Headed out to the pier around 9am with my buddy from mobile. It was blowing harder than all get out. I told my buddy to wear some warm clothes because I knew it has been pretty chilly but he forgot his jacket and wore shorts. This of course was not very fun for him luckily I had a jacket in the car so he was good to go.
For the first few hours we were catching a pompano about every 30 minutes. We saw multiple stud kings drag down the pier, they were doing awesome at the end by the looks of things, but we stuck to our goal and stayed with the pompano. 
Luckily after being beaten up by the Wind for several hours the pomps turned on.
We ended up having an epic day! We saw very few Spanish, mainly pomps and King, and a few cobia.
It was a great day!


----------



## flounderslayerman (Jun 3, 2011)

Good job on a pile of pomps !!!


----------



## orion3 (Dec 20, 2008)

Looks like a great dinner!


----------



## ThaFish (Feb 27, 2013)

Dang! Slayed 'em!
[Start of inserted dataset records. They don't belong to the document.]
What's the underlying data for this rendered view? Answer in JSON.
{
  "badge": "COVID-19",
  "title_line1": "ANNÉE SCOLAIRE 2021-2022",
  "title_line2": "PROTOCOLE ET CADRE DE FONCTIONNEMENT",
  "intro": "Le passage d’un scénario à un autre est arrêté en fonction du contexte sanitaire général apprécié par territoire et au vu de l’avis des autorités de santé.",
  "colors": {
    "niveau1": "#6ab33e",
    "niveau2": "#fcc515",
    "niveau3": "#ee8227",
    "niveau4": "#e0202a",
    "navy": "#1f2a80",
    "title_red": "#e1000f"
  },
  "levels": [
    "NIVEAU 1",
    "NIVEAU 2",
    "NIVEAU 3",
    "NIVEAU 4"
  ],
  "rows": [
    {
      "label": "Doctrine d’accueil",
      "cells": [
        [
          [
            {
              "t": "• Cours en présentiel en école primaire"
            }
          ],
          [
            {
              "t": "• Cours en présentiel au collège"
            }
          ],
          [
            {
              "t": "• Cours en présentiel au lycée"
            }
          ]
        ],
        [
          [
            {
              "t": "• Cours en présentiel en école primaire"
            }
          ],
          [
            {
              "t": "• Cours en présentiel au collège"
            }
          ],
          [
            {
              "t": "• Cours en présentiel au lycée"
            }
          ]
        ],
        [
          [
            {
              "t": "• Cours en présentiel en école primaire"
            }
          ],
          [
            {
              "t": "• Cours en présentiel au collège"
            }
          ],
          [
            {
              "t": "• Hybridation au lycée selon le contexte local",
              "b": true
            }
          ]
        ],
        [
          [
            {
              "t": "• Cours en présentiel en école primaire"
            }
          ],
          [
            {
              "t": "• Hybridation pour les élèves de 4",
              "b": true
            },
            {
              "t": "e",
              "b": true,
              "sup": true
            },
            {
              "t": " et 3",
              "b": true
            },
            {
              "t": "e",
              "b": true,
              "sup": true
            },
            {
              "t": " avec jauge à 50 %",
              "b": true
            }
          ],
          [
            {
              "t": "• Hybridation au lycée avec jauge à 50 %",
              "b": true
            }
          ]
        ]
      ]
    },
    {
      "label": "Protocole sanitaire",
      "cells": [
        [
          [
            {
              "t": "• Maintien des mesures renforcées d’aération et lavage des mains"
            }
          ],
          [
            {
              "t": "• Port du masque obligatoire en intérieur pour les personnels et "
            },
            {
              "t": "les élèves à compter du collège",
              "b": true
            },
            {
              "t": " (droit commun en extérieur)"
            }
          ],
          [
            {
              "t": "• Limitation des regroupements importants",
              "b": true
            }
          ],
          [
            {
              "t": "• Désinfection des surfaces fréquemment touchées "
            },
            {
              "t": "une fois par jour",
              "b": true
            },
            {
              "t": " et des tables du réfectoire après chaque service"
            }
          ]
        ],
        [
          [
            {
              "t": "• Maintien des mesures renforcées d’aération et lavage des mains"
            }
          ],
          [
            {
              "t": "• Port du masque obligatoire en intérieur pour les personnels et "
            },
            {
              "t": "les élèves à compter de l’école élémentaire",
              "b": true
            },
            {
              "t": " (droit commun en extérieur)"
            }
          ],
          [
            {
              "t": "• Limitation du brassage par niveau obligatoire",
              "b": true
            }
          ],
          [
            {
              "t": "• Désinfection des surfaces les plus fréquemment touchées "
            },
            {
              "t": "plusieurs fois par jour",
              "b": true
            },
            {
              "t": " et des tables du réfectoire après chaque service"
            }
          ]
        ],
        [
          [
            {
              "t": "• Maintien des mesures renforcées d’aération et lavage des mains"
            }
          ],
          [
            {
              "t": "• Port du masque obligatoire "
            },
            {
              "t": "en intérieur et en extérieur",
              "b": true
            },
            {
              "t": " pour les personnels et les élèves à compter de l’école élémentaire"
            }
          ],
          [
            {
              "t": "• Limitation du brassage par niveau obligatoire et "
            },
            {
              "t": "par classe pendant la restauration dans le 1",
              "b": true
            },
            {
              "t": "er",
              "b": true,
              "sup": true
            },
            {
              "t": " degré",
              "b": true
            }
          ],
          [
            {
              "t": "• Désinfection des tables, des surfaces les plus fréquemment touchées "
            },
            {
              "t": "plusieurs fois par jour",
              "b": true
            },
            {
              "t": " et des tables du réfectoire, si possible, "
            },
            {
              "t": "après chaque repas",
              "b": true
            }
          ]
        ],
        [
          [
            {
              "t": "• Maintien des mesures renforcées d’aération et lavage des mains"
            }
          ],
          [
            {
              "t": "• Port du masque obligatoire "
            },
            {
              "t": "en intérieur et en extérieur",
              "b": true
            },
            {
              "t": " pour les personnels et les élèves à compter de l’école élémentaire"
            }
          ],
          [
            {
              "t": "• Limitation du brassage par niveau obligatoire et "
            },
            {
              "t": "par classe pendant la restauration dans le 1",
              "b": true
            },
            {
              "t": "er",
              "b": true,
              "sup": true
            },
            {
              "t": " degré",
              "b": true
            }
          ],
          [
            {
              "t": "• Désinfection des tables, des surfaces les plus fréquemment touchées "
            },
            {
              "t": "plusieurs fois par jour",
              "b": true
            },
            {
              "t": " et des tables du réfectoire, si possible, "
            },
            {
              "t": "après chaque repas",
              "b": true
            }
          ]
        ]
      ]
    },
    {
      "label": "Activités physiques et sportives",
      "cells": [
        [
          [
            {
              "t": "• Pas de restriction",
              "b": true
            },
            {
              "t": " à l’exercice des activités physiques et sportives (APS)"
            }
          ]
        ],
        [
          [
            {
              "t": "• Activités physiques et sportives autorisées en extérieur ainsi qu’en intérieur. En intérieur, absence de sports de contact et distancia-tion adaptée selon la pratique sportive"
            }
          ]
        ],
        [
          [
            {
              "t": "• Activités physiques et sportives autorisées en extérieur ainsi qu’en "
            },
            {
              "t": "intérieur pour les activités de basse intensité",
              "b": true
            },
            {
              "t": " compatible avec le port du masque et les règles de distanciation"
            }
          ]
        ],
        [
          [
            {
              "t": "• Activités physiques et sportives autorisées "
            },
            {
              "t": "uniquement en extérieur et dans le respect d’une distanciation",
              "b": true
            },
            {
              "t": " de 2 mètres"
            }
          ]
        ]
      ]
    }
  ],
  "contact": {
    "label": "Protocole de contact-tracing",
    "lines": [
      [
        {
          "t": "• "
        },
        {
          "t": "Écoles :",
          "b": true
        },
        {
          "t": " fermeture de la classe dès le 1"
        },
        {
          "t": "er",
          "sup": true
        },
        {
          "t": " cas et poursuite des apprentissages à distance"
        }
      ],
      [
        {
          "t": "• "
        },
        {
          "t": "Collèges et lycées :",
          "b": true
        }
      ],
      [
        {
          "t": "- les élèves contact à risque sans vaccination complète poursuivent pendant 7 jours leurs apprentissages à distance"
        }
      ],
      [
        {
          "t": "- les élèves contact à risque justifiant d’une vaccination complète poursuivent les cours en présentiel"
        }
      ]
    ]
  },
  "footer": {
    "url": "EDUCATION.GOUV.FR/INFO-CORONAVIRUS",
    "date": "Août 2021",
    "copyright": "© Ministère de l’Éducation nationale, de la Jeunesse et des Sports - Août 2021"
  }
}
Nicely done man.


----------



## sabinelakehustler (Apr 24, 2013)

very nice!! What did they bite?? I wish i knew all the local techniques!! I be lucky if i catch 1. hehehe


----------



## wtbfishin (Dec 2, 2011)

Y'all sure piled 'em up, nice!!:yes:


----------



## lighttackle2fun (Dec 22, 2007)

sabinelakehustler said:


> very nice!! What did they bite?? I wish i knew all the local techniques!! I be lucky if i catch 1. hehehe


We used sand fleas carolina rigs while it was blowing 20+, then we switched over to pomp jigs, tipped with sand fleas. Its all about timing. We started pretty slow then they fired off. Prob caught 15 in a hour during a strech. LOVED IT

Thanks for the comments!
Dinner was served last night for sure


----------